Nobel Laureate, Professor Wole Soyinka, yesterday expressed concern on how impunity has taken over the country.
In a statement entitled: ‘Trivialise Corruption, Neutralise Justice,’ he took a swipe at some members of the judiciary and blamed politicians for the rate of impunity.
“The reign of impunity will prevail as long as the legal community continues to betray its calling, its oath of office, even its rites of professional collegiality and its responsibility to the rest of us,” Soyinka said.
He added, “It is disappointing that even under a government that promised to dust up the files of political murders and end that reign of homicidal impunity, the Association has not thought fit to demand from the Buhari government its findings.”
According to the Nobel Laureate, impunity covers all crimes including material corruption and any social or governance institution which fails to stem the tide of criminality flings open the channels of impunity.
He accused President Muhammadu Buhari of applying what he described as “hands-off approach” to the menace of killings by herdsmen in parts of the country.
Soyinka further criticised some members of the judiciary for their roles in recent events in the country, particularly the trial of Justice Walter Onnoghen.
He also cautioned Nigerians to be on red alert as such happenings have become synonymous with election periods in the country.
The Nobel Laureate, however, lauded a group of lawyers he referred to as the reformist council who have taken it upon themselves to clear the alleged rot in the judiciary.
“It is heartening news that some 20 concerned lawyers have come together to undertake the mission of cleaning up the Aegean stables that seem to pass today for the Nigerian judiciary. Some of us do need an institution to which we can look up, of which we should even live in awe. Some find that in religious institutions, others in traditional fixtures, some even in family and so on. All agree that the order of justice is a pre-eminent candidate for collective regard and even self-regulation. No matter, we all know that, without justice, society unravels at the seams, and its citizens resort to self-help,” he explained.
“I feel especially exercised by recent happenings within that body currently from a dominant perspective: it has become increasingly fashionable to sneer at any anti-corruption pre-occupation. No, no one actually ever goes so far as to condone corruption. Perish the thought! Gradually, however, the nation’s psyche is being both subtly and brazenly returned to accept not simply corruption as the norm of social relationships, but its heightened product, impunity, as a national emblem. The justification? The machinery that was launched against corruption with such fanfare, it is claimed, has run aground”.
Soyinka alleged that the current anti-corruption war is characterised by selectivity, insincerity, non-seriousness and cynical distraction.
“Selectivity has been cited as proof. Insincerity, non-seriousness, cynical distraction, are routine assessments of the current governmental campaign,” he said.

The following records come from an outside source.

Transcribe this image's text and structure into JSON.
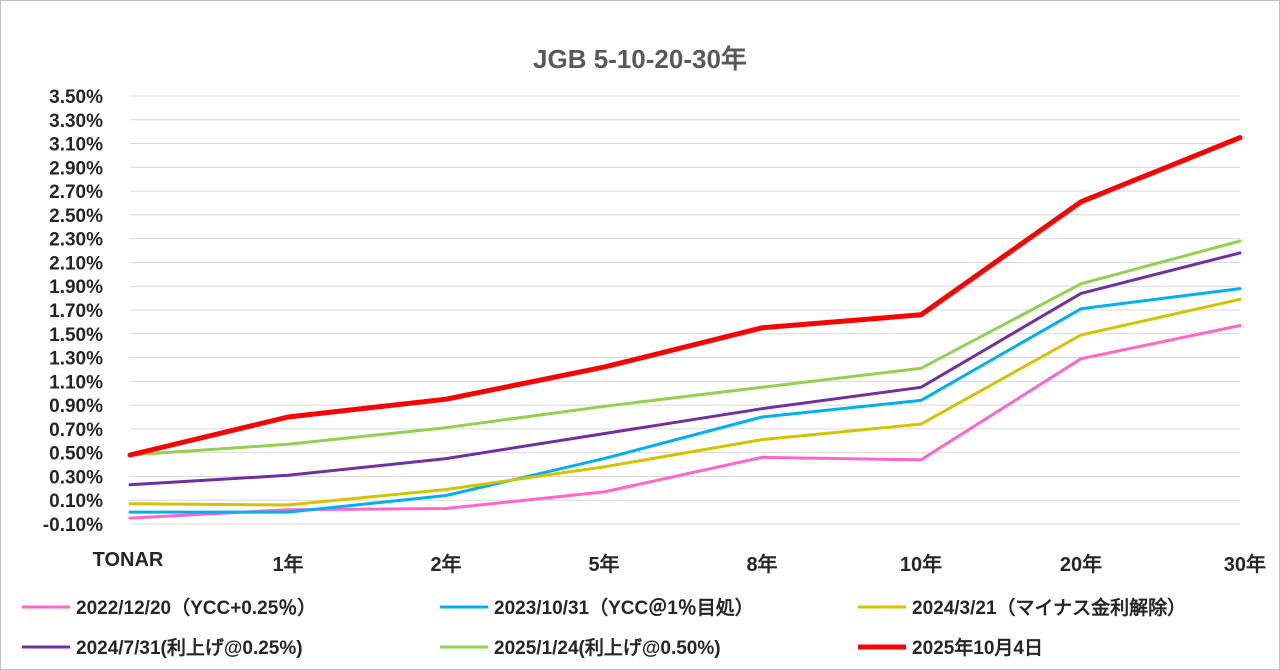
{
  "chart_data": {
    "type": "line",
    "title": "JGB 5-10-20-30年",
    "categories": [
      "TONAR",
      "1年",
      "2年",
      "5年",
      "8年",
      "10年",
      "20年",
      "30年"
    ],
    "y_tick_labels": [
      "-0.10%",
      "0.10%",
      "0.30%",
      "0.50%",
      "0.70%",
      "0.90%",
      "1.10%",
      "1.30%",
      "1.50%",
      "1.70%",
      "1.90%",
      "2.10%",
      "2.30%",
      "2.50%",
      "2.70%",
      "2.90%",
      "3.10%",
      "3.30%",
      "3.50%"
    ],
    "ylim": [
      -0.1,
      3.5
    ],
    "y_unit": "%",
    "grid": true,
    "legend_position": "bottom",
    "series": [
      {
        "name": "2022/12/20（YCC+0.25％）",
        "color": "#ff66cc",
        "values": [
          -0.05,
          0.02,
          0.03,
          0.17,
          0.46,
          0.44,
          1.29,
          1.57
        ]
      },
      {
        "name": "2023/10/31（YCC＠1％目処）",
        "color": "#00b0f0",
        "values": [
          0.0,
          0.0,
          0.14,
          0.45,
          0.8,
          0.94,
          1.71,
          1.88
        ]
      },
      {
        "name": "2024/3/21（マイナス金利解除）",
        "color": "#d4c400",
        "values": [
          0.07,
          0.06,
          0.19,
          0.38,
          0.61,
          0.74,
          1.49,
          1.79
        ]
      },
      {
        "name": "2024/7/31(利上げ@0.25%)",
        "color": "#7030a0",
        "values": [
          0.23,
          0.31,
          0.45,
          0.66,
          0.87,
          1.05,
          1.84,
          2.18
        ]
      },
      {
        "name": "2025/1/24(利上げ@0.50%)",
        "color": "#92d050",
        "values": [
          0.48,
          0.57,
          0.71,
          0.89,
          1.05,
          1.21,
          1.92,
          2.28
        ]
      },
      {
        "name": "2025年10月4日",
        "color": "#ff0000",
        "values": [
          0.48,
          0.8,
          0.95,
          1.22,
          1.55,
          1.66,
          2.61,
          3.15
        ]
      }
    ]
  }
}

“Not surprising then, that it was only a matter of time before the flagbearer of one of the ‘parties to beat’ came out openly to dismiss the punitive option, delivering the promise of amnesty as one of the corner-stones of his plans for the nation. It was a well-calculated gambit. That candidate, an astute politician with his nose to the ground, found that ground primed, ready and conducive.

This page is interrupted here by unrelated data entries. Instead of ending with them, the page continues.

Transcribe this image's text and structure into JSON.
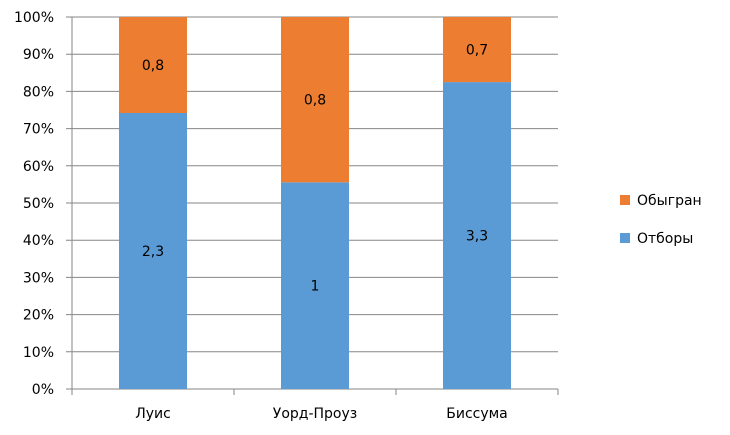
{
  "chart_data": {
    "type": "bar",
    "stacked": "percent",
    "title": "",
    "xlabel": "",
    "ylabel": "",
    "ylim": [
      0,
      100
    ],
    "yticks": [
      "0%",
      "10%",
      "20%",
      "30%",
      "40%",
      "50%",
      "60%",
      "70%",
      "80%",
      "90%",
      "100%"
    ],
    "categories": [
      "Луис",
      "Уорд-Проуз",
      "Биссума"
    ],
    "series": [
      {
        "name": "Отборы",
        "values": [
          2.3,
          1,
          3.3
        ],
        "labels": [
          "2,3",
          "1",
          "3,3"
        ],
        "color": "#5B9BD5"
      },
      {
        "name": "Обыгран",
        "values": [
          0.8,
          0.8,
          0.7
        ],
        "labels": [
          "0,8",
          "0,8",
          "0,7"
        ],
        "color": "#ED7D31"
      }
    ],
    "legend": {
      "position": "right",
      "order": [
        "Обыгран",
        "Отборы"
      ]
    },
    "grid": true
  }
}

Soon, this will be topped by some rivalling knight in shining armour from rivalling parties who promise prosecution and prison sentence for anyone who bad-mouths corruption – of course, always with a caveat – until all the ills that infest society have been completely eradicated – guinea-worm, river blindness, soil erosion, oil pollution, rape, and kidnapping incest, not forgetting the transformation of the entire national infrastructure and the full elimination of the last vestiges of Boko Haram, killer herdsmen, Lassa bearing rodents and potholes on the road”.